5. Between the Buried and Me – The Parallax II: Future Sequence
If someone had told me a year ago that I would like the new BTBAM record more than the new Converge record, I would have unfriended them (in real life!). But BTBAM separated themselves by taking huge risks musically, and having them pay off. Where previous gimmicks (horse neigh, elmo part, hoedown, etc.) ruined songs, Future Sequence uses them to its advantage, pushing songs along and taking you on the band’s first honest journey since Alaska.
4. Grizzly Bear – Shields
What can I say about Grizzly Bear that hasn’t already been said by Pitchfork? Shields is beautiful, and manages to balance happiness and despair simultaneously. An honest, unique journey that no other indie band can give you.
3. Code Orange Kids – Love is Love // Return to Dust
Love is Love is the release I thought All We Love was going to be – a record that is totally different than anything before it. Code Orange Kids are true to the meaning of “punk”, changing things up (tempo, chord progressions, styles) on a whim. Not giving a fuck. It’s fresh, innovative, and brutal. I truly believe that this is the Jane Doe of the next decade.

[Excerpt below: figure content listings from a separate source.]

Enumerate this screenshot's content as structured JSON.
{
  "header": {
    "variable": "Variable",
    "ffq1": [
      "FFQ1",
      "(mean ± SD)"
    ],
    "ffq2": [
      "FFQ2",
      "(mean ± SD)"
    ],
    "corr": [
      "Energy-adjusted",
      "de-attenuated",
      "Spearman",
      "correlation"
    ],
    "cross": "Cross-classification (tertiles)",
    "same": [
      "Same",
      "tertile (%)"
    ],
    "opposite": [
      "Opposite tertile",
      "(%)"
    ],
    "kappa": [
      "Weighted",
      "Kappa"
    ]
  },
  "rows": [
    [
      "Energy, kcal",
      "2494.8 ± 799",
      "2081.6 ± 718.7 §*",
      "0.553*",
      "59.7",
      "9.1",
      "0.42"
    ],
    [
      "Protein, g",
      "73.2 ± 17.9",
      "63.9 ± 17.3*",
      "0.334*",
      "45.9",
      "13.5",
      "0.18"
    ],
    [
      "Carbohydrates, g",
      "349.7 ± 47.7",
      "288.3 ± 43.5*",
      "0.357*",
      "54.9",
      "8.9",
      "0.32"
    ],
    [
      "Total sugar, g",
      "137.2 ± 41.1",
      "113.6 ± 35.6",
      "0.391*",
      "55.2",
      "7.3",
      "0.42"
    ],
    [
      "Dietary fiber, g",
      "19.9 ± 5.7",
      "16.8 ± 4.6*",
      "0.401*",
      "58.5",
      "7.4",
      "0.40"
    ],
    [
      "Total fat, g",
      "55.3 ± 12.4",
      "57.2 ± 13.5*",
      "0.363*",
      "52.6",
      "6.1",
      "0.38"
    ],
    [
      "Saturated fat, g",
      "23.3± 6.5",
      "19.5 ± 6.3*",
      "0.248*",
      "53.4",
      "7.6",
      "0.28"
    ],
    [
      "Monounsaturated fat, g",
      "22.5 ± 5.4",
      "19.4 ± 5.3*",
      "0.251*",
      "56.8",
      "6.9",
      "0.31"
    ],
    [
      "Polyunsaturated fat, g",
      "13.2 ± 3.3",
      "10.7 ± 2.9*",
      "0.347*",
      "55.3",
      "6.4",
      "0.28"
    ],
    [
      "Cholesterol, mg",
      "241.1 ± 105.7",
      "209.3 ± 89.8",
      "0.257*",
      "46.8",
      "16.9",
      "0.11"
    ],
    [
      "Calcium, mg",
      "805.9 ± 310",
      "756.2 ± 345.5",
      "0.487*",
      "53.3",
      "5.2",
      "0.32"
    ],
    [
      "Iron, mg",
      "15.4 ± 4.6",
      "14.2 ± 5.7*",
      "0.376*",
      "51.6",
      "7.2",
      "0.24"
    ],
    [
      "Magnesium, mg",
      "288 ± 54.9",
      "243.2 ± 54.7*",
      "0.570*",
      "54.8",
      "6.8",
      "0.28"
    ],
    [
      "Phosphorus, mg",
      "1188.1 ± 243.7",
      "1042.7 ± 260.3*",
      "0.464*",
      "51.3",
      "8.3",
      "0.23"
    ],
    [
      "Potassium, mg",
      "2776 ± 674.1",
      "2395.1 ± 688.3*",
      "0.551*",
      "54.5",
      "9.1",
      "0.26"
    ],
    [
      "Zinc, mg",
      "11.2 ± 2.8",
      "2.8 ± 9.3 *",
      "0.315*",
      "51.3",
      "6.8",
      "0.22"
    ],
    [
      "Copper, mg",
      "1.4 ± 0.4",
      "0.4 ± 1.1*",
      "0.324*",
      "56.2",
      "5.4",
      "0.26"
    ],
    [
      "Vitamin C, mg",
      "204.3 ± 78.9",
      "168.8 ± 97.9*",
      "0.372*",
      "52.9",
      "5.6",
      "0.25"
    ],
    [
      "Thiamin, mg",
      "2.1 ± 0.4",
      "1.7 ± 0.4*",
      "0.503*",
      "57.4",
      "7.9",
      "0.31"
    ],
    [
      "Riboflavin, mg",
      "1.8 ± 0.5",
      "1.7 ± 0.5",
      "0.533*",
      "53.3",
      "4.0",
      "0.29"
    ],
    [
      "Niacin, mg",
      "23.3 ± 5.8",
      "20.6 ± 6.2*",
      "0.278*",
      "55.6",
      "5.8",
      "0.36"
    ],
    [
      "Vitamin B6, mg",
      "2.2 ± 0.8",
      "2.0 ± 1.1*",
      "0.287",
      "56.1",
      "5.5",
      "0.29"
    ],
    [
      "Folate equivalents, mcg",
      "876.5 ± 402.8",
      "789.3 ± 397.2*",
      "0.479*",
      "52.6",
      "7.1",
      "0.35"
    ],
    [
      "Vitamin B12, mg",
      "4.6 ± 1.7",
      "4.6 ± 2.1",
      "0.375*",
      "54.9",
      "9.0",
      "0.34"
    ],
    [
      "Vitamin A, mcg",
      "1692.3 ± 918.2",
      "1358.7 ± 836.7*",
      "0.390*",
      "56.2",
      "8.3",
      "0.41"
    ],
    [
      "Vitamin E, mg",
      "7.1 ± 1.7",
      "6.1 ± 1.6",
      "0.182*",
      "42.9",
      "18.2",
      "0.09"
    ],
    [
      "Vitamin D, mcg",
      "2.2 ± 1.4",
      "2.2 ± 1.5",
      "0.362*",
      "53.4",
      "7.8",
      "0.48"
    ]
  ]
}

2. Killer Mike – R.A.P. Music
I still can’t figure out how a southern rapper with production entirely from El-P made a record this powerful and important. Like Love is Love, it is a gamechanger. Every lyric is important, every beat better than the last. And song of the year candidate “Reagan”, much like the rest of the record, is politically charged and full of emotion. In any other year, I’d have no problem giving R.A.P. Music my AOTY nomination.
1. Kendrick Lamar – good kid, m.a.a.d. city
I wish a day in my life could be made into a near perfect record. Yeesh. Kendrick Lamar managed to be entertaining, thought-provoking, emotional, and real – all while stringing together a cohesive narrative. That, plus standout features and stunning production makes good kid, ma.a.a.d. city the easy choice for 2012’s Album of the Year.